Impact on African Americans
There is no doubt that the destruction of Medicare would have drastic
consequences for African Americans of all ages – but especially black
seniors and many with disabilities who also rely on Medicare for health
coverage.
Medicare has had a particularly positive impact on the quality of
life for African American seniors. Prior to the program’s implementation
in 1966, African Americans received substandard treatment in segregated
hospital facilities when they received treatment at all. By requiring
hospitals to prove they weren’t practicing racial discrimination in
order to receive federal funds, however, the Medicare program served
as the catalyst that enabled older African Americans to receive equal
access to affordable health care coverage. It is important to note
that since the passage of Medicare life expectancy has increased by
20 percent.
Today, reflecting historical education and labor market inequities,
African Americans are more likely to be among Medicare’s lower-income
beneficiaries. According to the Kaiser Family Foundation, while 40
percent of all Medicare beneficiaries have incomes below 200 percent
of the federal poverty level, 65 percent of African American seniors
fall below this level.

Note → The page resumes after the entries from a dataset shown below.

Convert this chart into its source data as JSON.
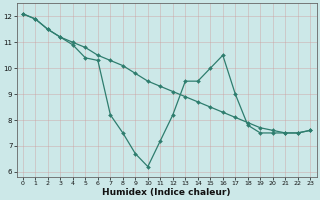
{
  "xlabel": "Humidex (Indice chaleur)",
  "bg_color": "#cce8e8",
  "grid_color": "#b0c8c8",
  "line_color": "#2e7d6e",
  "xlim": [
    -0.5,
    23.5
  ],
  "ylim": [
    5.8,
    12.5
  ],
  "yticks": [
    6,
    7,
    8,
    9,
    10,
    11,
    12
  ],
  "xticks": [
    0,
    1,
    2,
    3,
    4,
    5,
    6,
    7,
    8,
    9,
    10,
    11,
    12,
    13,
    14,
    15,
    16,
    17,
    18,
    19,
    20,
    21,
    22,
    23
  ],
  "line1_x": [
    0,
    1,
    2,
    3,
    4,
    5,
    6,
    7,
    8,
    9,
    10,
    11,
    12,
    13,
    14,
    15,
    16,
    17,
    18,
    19,
    20,
    21,
    22,
    23
  ],
  "line1_y": [
    12.1,
    11.9,
    11.5,
    11.2,
    11.0,
    10.8,
    10.5,
    10.3,
    10.1,
    9.8,
    9.5,
    9.3,
    9.1,
    8.9,
    8.7,
    8.5,
    8.3,
    8.1,
    7.9,
    7.7,
    7.6,
    7.5,
    7.5,
    7.6
  ],
  "line2_x": [
    0,
    1,
    2,
    3,
    4,
    5,
    6,
    7,
    8,
    9,
    10,
    11,
    12,
    13,
    14,
    15,
    16,
    17,
    18,
    19,
    20,
    21,
    22,
    23
  ],
  "line2_y": [
    12.1,
    11.9,
    11.5,
    11.2,
    10.9,
    10.4,
    10.3,
    8.2,
    7.5,
    6.7,
    6.2,
    7.2,
    8.2,
    9.5,
    9.5,
    10.0,
    10.5,
    9.0,
    7.8,
    7.5,
    7.5,
    7.5,
    7.5,
    7.6
  ],
  "xlabel_fontsize": 6.5,
  "tick_fontsize": 5.0
}
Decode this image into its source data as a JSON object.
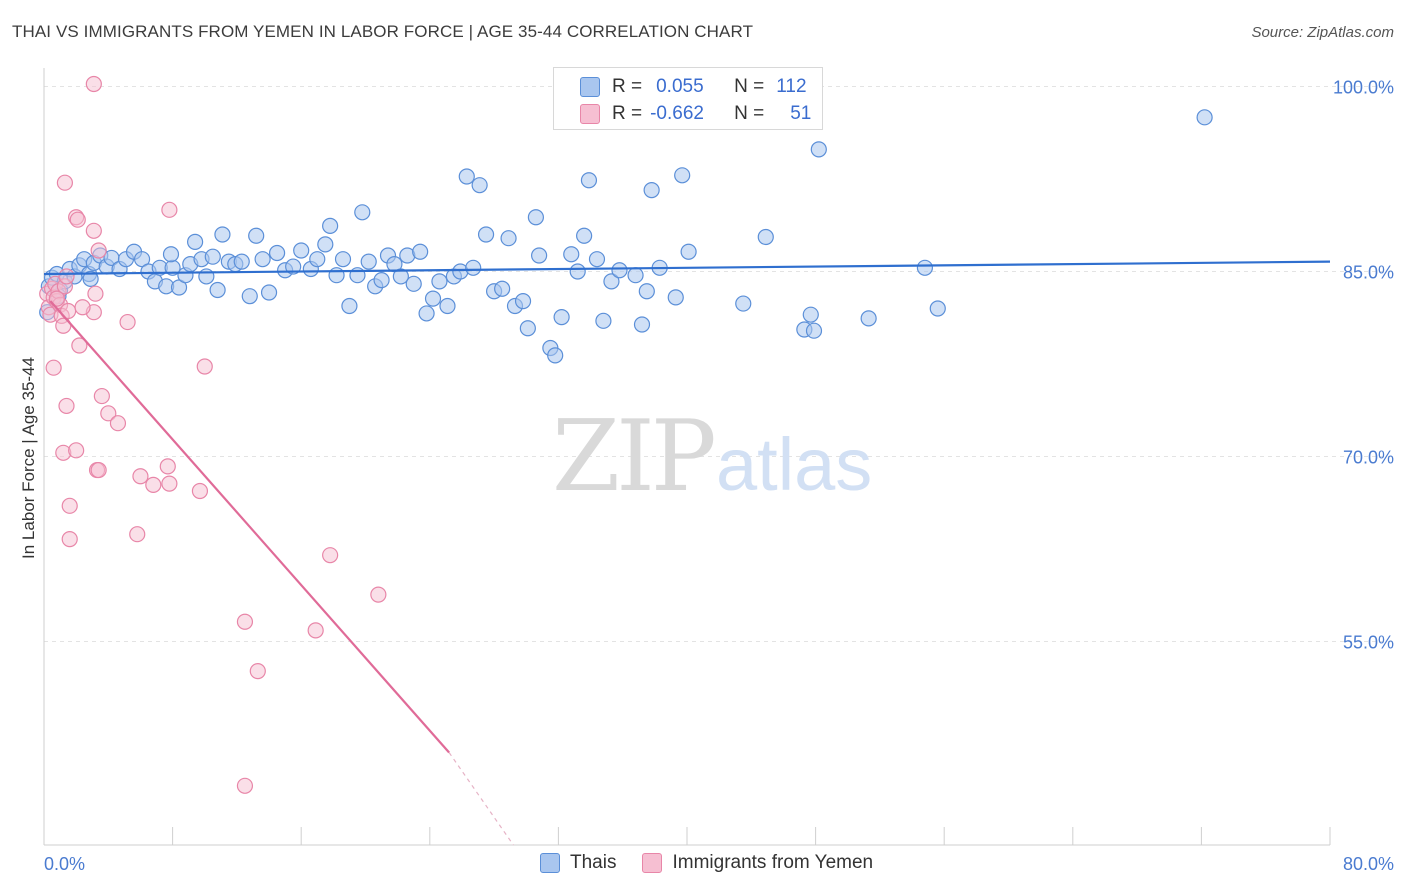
{
  "title": "THAI VS IMMIGRANTS FROM YEMEN IN LABOR FORCE | AGE 35-44 CORRELATION CHART",
  "source": "Source: ZipAtlas.com",
  "watermark": {
    "zip": "ZIP",
    "atlas": "atlas"
  },
  "legend": {
    "rows": [
      {
        "r_label": "R =",
        "r_value": "0.055",
        "n_label": "N =",
        "n_value": "112"
      },
      {
        "r_label": "R =",
        "r_value": "-0.662",
        "n_label": "N =",
        "n_value": "51"
      }
    ]
  },
  "colors": {
    "thai_fill": "#a9c6ef",
    "thai_stroke": "#5b8fd8",
    "thai_line": "#2f6fcf",
    "yemen_fill": "#f6bfd2",
    "yemen_stroke": "#e886a8",
    "yemen_line": "#e06b98",
    "tick_text": "#4a7bd0"
  },
  "chart_data": {
    "type": "scatter",
    "title": "THAI VS IMMIGRANTS FROM YEMEN IN LABOR FORCE | AGE 35-44 CORRELATION CHART",
    "xlabel": "",
    "ylabel": "In Labor Force | Age 35-44",
    "xlim": [
      0,
      80
    ],
    "ylim": [
      38.5,
      101.5
    ],
    "x_tick_labels": [
      "0.0%",
      "80.0%"
    ],
    "y_ticks": [
      55,
      70,
      85,
      100
    ],
    "y_tick_labels": [
      "55.0%",
      "70.0%",
      "85.0%",
      "100.0%"
    ],
    "grid": true,
    "series": [
      {
        "name": "Thais",
        "R": 0.055,
        "N": 112,
        "trend": {
          "x": [
            0,
            80
          ],
          "y": [
            84.8,
            85.8
          ]
        },
        "points": [
          [
            0.3,
            83.8
          ],
          [
            0.5,
            84.5
          ],
          [
            0.8,
            84.8
          ],
          [
            1.0,
            83.5
          ],
          [
            1.3,
            84.2
          ],
          [
            1.6,
            85.2
          ],
          [
            1.9,
            84.6
          ],
          [
            2.2,
            85.5
          ],
          [
            2.5,
            86.0
          ],
          [
            2.8,
            84.8
          ],
          [
            3.1,
            85.7
          ],
          [
            3.5,
            86.3
          ],
          [
            3.9,
            85.4
          ],
          [
            4.2,
            86.1
          ],
          [
            4.7,
            85.2
          ],
          [
            5.1,
            86.0
          ],
          [
            5.6,
            86.6
          ],
          [
            6.1,
            86.0
          ],
          [
            6.5,
            85.0
          ],
          [
            6.9,
            84.2
          ],
          [
            7.2,
            85.3
          ],
          [
            7.6,
            83.8
          ],
          [
            8.0,
            85.3
          ],
          [
            8.4,
            83.7
          ],
          [
            8.8,
            84.7
          ],
          [
            9.1,
            85.6
          ],
          [
            9.4,
            87.4
          ],
          [
            9.8,
            86.0
          ],
          [
            10.1,
            84.6
          ],
          [
            10.5,
            86.2
          ],
          [
            10.8,
            83.5
          ],
          [
            11.1,
            88.0
          ],
          [
            11.5,
            85.8
          ],
          [
            11.9,
            85.6
          ],
          [
            12.3,
            85.8
          ],
          [
            12.8,
            83.0
          ],
          [
            13.2,
            87.9
          ],
          [
            13.6,
            86.0
          ],
          [
            14.0,
            83.3
          ],
          [
            14.5,
            86.5
          ],
          [
            15.0,
            85.1
          ],
          [
            15.5,
            85.4
          ],
          [
            16.0,
            86.7
          ],
          [
            16.6,
            85.2
          ],
          [
            17.0,
            86.0
          ],
          [
            17.5,
            87.2
          ],
          [
            17.8,
            88.7
          ],
          [
            18.2,
            84.7
          ],
          [
            18.6,
            86.0
          ],
          [
            19.0,
            82.2
          ],
          [
            19.5,
            84.7
          ],
          [
            19.8,
            89.8
          ],
          [
            20.2,
            85.8
          ],
          [
            20.6,
            83.8
          ],
          [
            21.0,
            84.3
          ],
          [
            21.4,
            86.3
          ],
          [
            21.8,
            85.6
          ],
          [
            22.2,
            84.6
          ],
          [
            22.6,
            86.3
          ],
          [
            23.0,
            84.0
          ],
          [
            23.4,
            86.6
          ],
          [
            23.8,
            81.6
          ],
          [
            24.2,
            82.8
          ],
          [
            24.6,
            84.2
          ],
          [
            25.1,
            82.2
          ],
          [
            25.5,
            84.6
          ],
          [
            25.9,
            85.0
          ],
          [
            26.3,
            92.7
          ],
          [
            26.7,
            85.3
          ],
          [
            27.1,
            92.0
          ],
          [
            27.5,
            88.0
          ],
          [
            28.0,
            83.4
          ],
          [
            28.5,
            83.6
          ],
          [
            28.9,
            87.7
          ],
          [
            29.3,
            82.2
          ],
          [
            29.8,
            82.6
          ],
          [
            30.1,
            80.4
          ],
          [
            30.6,
            89.4
          ],
          [
            30.8,
            86.3
          ],
          [
            31.5,
            78.8
          ],
          [
            31.8,
            78.2
          ],
          [
            32.2,
            81.3
          ],
          [
            32.8,
            86.4
          ],
          [
            33.2,
            85.0
          ],
          [
            33.6,
            87.9
          ],
          [
            33.9,
            92.4
          ],
          [
            34.4,
            86.0
          ],
          [
            34.8,
            81.0
          ],
          [
            35.3,
            84.2
          ],
          [
            35.8,
            85.1
          ],
          [
            36.8,
            84.7
          ],
          [
            37.2,
            80.7
          ],
          [
            37.5,
            83.4
          ],
          [
            37.8,
            91.6
          ],
          [
            38.3,
            85.3
          ],
          [
            39.3,
            82.9
          ],
          [
            39.7,
            92.8
          ],
          [
            40.1,
            86.6
          ],
          [
            43.5,
            82.4
          ],
          [
            44.9,
            87.8
          ],
          [
            47.3,
            80.3
          ],
          [
            47.7,
            81.5
          ],
          [
            47.9,
            80.2
          ],
          [
            48.2,
            94.9
          ],
          [
            51.3,
            81.2
          ],
          [
            54.8,
            85.3
          ],
          [
            55.6,
            82.0
          ],
          [
            72.2,
            97.5
          ],
          [
            0.2,
            81.7
          ],
          [
            0.9,
            83.0
          ],
          [
            2.9,
            84.4
          ],
          [
            7.9,
            86.4
          ]
        ]
      },
      {
        "name": "Immigrants from Yemen",
        "R": -0.662,
        "N": 51,
        "trend": {
          "x": [
            0.4,
            25.2
          ],
          "y": [
            82.6,
            46.0
          ]
        },
        "trend_extension": {
          "x": [
            25.2,
            29.2
          ],
          "y": [
            46.0,
            38.5
          ]
        },
        "points": [
          [
            0.2,
            83.2
          ],
          [
            0.3,
            82.1
          ],
          [
            0.4,
            81.5
          ],
          [
            0.5,
            83.6
          ],
          [
            0.6,
            82.9
          ],
          [
            0.7,
            84.0
          ],
          [
            0.8,
            82.6
          ],
          [
            0.9,
            83.4
          ],
          [
            1.0,
            82.3
          ],
          [
            1.1,
            81.4
          ],
          [
            1.2,
            80.6
          ],
          [
            1.3,
            83.8
          ],
          [
            1.4,
            84.6
          ],
          [
            1.5,
            81.8
          ],
          [
            0.6,
            77.2
          ],
          [
            1.4,
            74.1
          ],
          [
            2.0,
            89.4
          ],
          [
            2.1,
            89.2
          ],
          [
            3.1,
            81.7
          ],
          [
            3.2,
            83.2
          ],
          [
            3.1,
            88.3
          ],
          [
            3.4,
            86.7
          ],
          [
            5.2,
            80.9
          ],
          [
            7.8,
            90.0
          ],
          [
            1.3,
            92.2
          ],
          [
            3.1,
            100.2
          ],
          [
            2.2,
            79.0
          ],
          [
            3.6,
            74.9
          ],
          [
            4.0,
            73.5
          ],
          [
            4.6,
            72.7
          ],
          [
            1.2,
            70.3
          ],
          [
            2.0,
            70.5
          ],
          [
            3.3,
            68.9
          ],
          [
            3.4,
            68.9
          ],
          [
            6.0,
            68.4
          ],
          [
            6.8,
            67.7
          ],
          [
            7.8,
            67.8
          ],
          [
            7.7,
            69.2
          ],
          [
            9.7,
            67.2
          ],
          [
            10.0,
            77.3
          ],
          [
            1.6,
            66.0
          ],
          [
            1.6,
            63.3
          ],
          [
            5.8,
            63.7
          ],
          [
            17.8,
            62.0
          ],
          [
            20.8,
            58.8
          ],
          [
            16.9,
            55.9
          ],
          [
            12.5,
            56.6
          ],
          [
            13.3,
            52.6
          ],
          [
            12.5,
            43.3
          ],
          [
            2.4,
            82.1
          ],
          [
            0.8,
            82.8
          ]
        ]
      }
    ]
  },
  "bottom_legend": [
    {
      "label": "Thais"
    },
    {
      "label": "Immigrants from Yemen"
    }
  ]
}
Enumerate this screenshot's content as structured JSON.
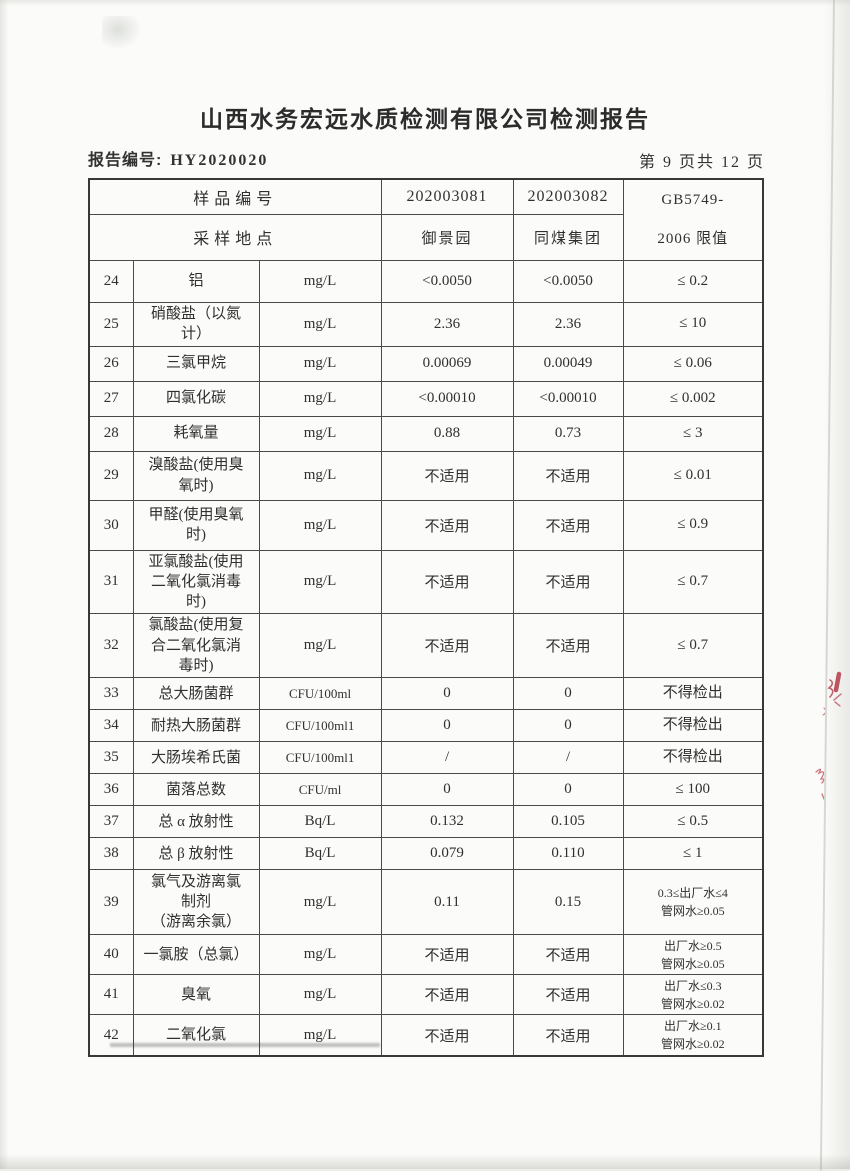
{
  "page": {
    "title": "山西水务宏远水质检测有限公司检测报告",
    "report_no_label": "报告编号:",
    "report_no": "HY2020020",
    "page_indicator": "第 9 页共 12 页"
  },
  "table": {
    "header": {
      "row1_label": "样品编号",
      "row2_label": "采样地点",
      "sample1_id": "202003081",
      "sample2_id": "202003082",
      "sample1_location": "御景园",
      "sample2_location": "同煤集团",
      "limit_label": "GB5749-\n2006 限值"
    },
    "rows": [
      {
        "no": "24",
        "name": "铝",
        "unit": "mg/L",
        "v1": "<0.0050",
        "v2": "<0.0050",
        "limit": "≤ 0.2"
      },
      {
        "no": "25",
        "name": "硝酸盐（以氮\n计）",
        "unit": "mg/L",
        "v1": "2.36",
        "v2": "2.36",
        "limit": "≤ 10"
      },
      {
        "no": "26",
        "name": "三氯甲烷",
        "unit": "mg/L",
        "v1": "0.00069",
        "v2": "0.00049",
        "limit": "≤ 0.06"
      },
      {
        "no": "27",
        "name": "四氯化碳",
        "unit": "mg/L",
        "v1": "<0.00010",
        "v2": "<0.00010",
        "limit": "≤ 0.002"
      },
      {
        "no": "28",
        "name": "耗氧量",
        "unit": "mg/L",
        "v1": "0.88",
        "v2": "0.73",
        "limit": "≤ 3"
      },
      {
        "no": "29",
        "name": "溴酸盐(使用臭\n氧时)",
        "unit": "mg/L",
        "v1": "不适用",
        "v2": "不适用",
        "limit": "≤ 0.01"
      },
      {
        "no": "30",
        "name": "甲醛(使用臭氧\n时)",
        "unit": "mg/L",
        "v1": "不适用",
        "v2": "不适用",
        "limit": "≤ 0.9"
      },
      {
        "no": "31",
        "name": "亚氯酸盐(使用\n二氧化氯消毒\n时)",
        "unit": "mg/L",
        "v1": "不适用",
        "v2": "不适用",
        "limit": "≤ 0.7"
      },
      {
        "no": "32",
        "name": "氯酸盐(使用复\n合二氧化氯消\n毒时)",
        "unit": "mg/L",
        "v1": "不适用",
        "v2": "不适用",
        "limit": "≤ 0.7"
      },
      {
        "no": "33",
        "name": "总大肠菌群",
        "unit": "CFU/100ml",
        "v1": "0",
        "v2": "0",
        "limit": "不得检出"
      },
      {
        "no": "34",
        "name": "耐热大肠菌群",
        "unit": "CFU/100ml1",
        "v1": "0",
        "v2": "0",
        "limit": "不得检出"
      },
      {
        "no": "35",
        "name": "大肠埃希氏菌",
        "unit": "CFU/100ml1",
        "v1": "/",
        "v2": "/",
        "limit": "不得检出"
      },
      {
        "no": "36",
        "name": "菌落总数",
        "unit": "CFU/ml",
        "v1": "0",
        "v2": "0",
        "limit": "≤ 100"
      },
      {
        "no": "37",
        "name": "总 α 放射性",
        "unit": "Bq/L",
        "v1": "0.132",
        "v2": "0.105",
        "limit": "≤ 0.5"
      },
      {
        "no": "38",
        "name": "总 β 放射性",
        "unit": "Bq/L",
        "v1": "0.079",
        "v2": "0.110",
        "limit": "≤ 1"
      },
      {
        "no": "39",
        "name": "氯气及游离氯\n制剂\n（游离余氯）",
        "center": true,
        "unit": "mg/L",
        "v1": "0.11",
        "v2": "0.15",
        "limit": "0.3≤出厂水≤4\n管网水≥0.05"
      },
      {
        "no": "40",
        "name": "一氯胺（总氯）",
        "unit": "mg/L",
        "v1": "不适用",
        "v2": "不适用",
        "limit": "出厂水≥0.5\n管网水≥0.05"
      },
      {
        "no": "41",
        "name": "臭氧",
        "unit": "mg/L",
        "v1": "不适用",
        "v2": "不适用",
        "limit": "出厂水≤0.3\n管网水≥0.02"
      },
      {
        "no": "42",
        "name": "二氧化氯",
        "unit": "mg/L",
        "v1": "不适用",
        "v2": "不适用",
        "limit": "出厂水≥0.1\n管网水≥0.02"
      }
    ]
  },
  "annotations": {
    "red_pen_color": "#b93a4a",
    "ink_color": "#323232",
    "paper_color": "#fbfbf9",
    "red_pen_marks": "handwritten red marks, right page edge"
  }
}
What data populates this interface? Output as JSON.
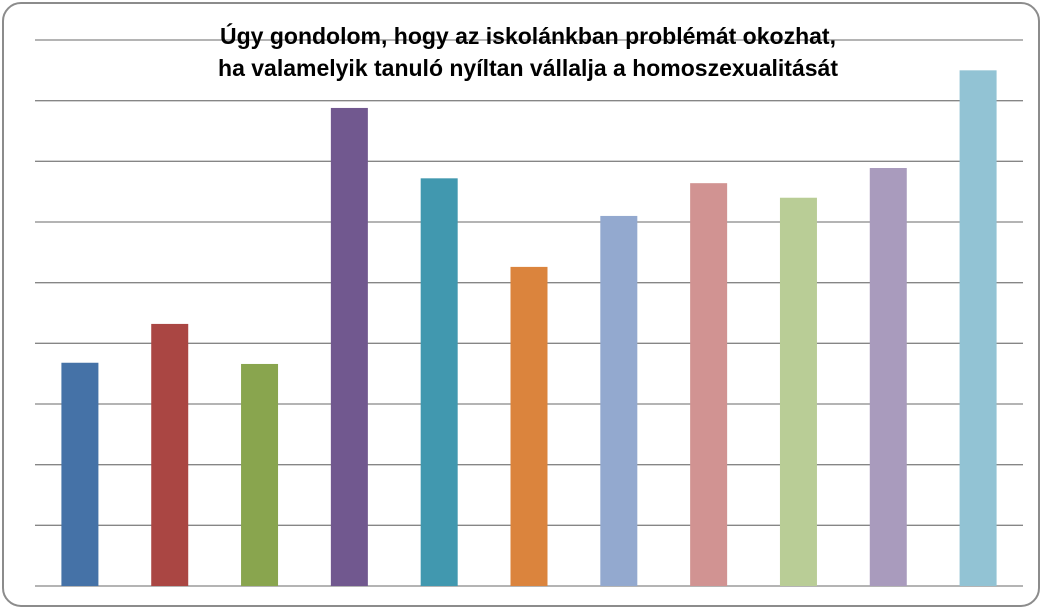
{
  "chart_data": {
    "type": "bar",
    "title": [
      "Úgy gondolom, hogy az iskolánkban problémát okozhat,",
      "ha valamelyik tanuló nyíltan vállalja a homoszexualitását"
    ],
    "categories": [
      null,
      null,
      null,
      null,
      null,
      null,
      null,
      null,
      null,
      null,
      null
    ],
    "values": [
      3.68,
      4.32,
      3.66,
      7.88,
      6.72,
      5.26,
      6.1,
      6.64,
      6.4,
      6.89,
      8.5
    ],
    "colors": [
      "#4572a7",
      "#aa4643",
      "#89a54e",
      "#71588f",
      "#4198af",
      "#db843d",
      "#93a9cf",
      "#d19392",
      "#b9cd96",
      "#a99bbd",
      "#92c3d4"
    ],
    "ylim": [
      0,
      9
    ],
    "yticks": [
      0,
      1,
      2,
      3,
      4,
      5,
      6,
      7,
      8,
      9
    ],
    "grid": true
  }
}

As a result of their lower economic status,
African Americans are also more likely to rely on Medicaid to supplement
their Medicare coverage. (See , Rockeymoore, February
10, 2005.)
Black seniors are also twice as likely as whites to lack employer-sponsored
supplemental health insurance. Complicating matters is that African
American seniors are much more likely to be in poorer health and to
report having one or more chronic health conditions.
So, facing all of these complex challenges, what will happen to African
American seniors or those who are disabled when Medicare is replaced
with a privatized system of health care coverage? It is likely that
we will return to a pre-1966 two-tiered system where large swaths of
the population will be unable to afford access to health care. Unfortunately,
Medicaid won’t be there to help these people since the Administration
is intent on also slashing that program’s funding.
Thus, this scenario will likely result in even shorter life expectancies
for African Americans. But perhaps that won’t matter either, since
Social Security won’t be there to provide them with guaranteed income
support in old age if the Administration is successful in its privatization
efforts.
Conclusion
In sum, it is clear that the Administration is following the tenets
of its own version of the ownership society: give away the federal
treasury to the “have and have mores” by bestowing tax cuts on wealthy
individuals, huge subsidies for wealthy HMO’s, no-bid contracts for
wealthy defense firms, and large transfers to wealthy Wall Street money
managers hungry for Social Security payroll taxes. Perhaps it is the
height of irony that an Administration that came into office with historic
surpluses is striving to leave office with a legacy of having set the
stage for bankrupting the nation’s two premier social insurance programs – successfully
mismanaging taxpayer’s money and trust in the process.
Dr. Maya Rockeymoore previously served on the Social Security
Subcommittee of the U.S. House of Representatives Committee on Ways
and Means, she is the co-editor of Strengthening
Communities: Social Insurance in a Diverse America and
author of The
Political Action Handbook: A How To Guide for the Hip Hop Generation.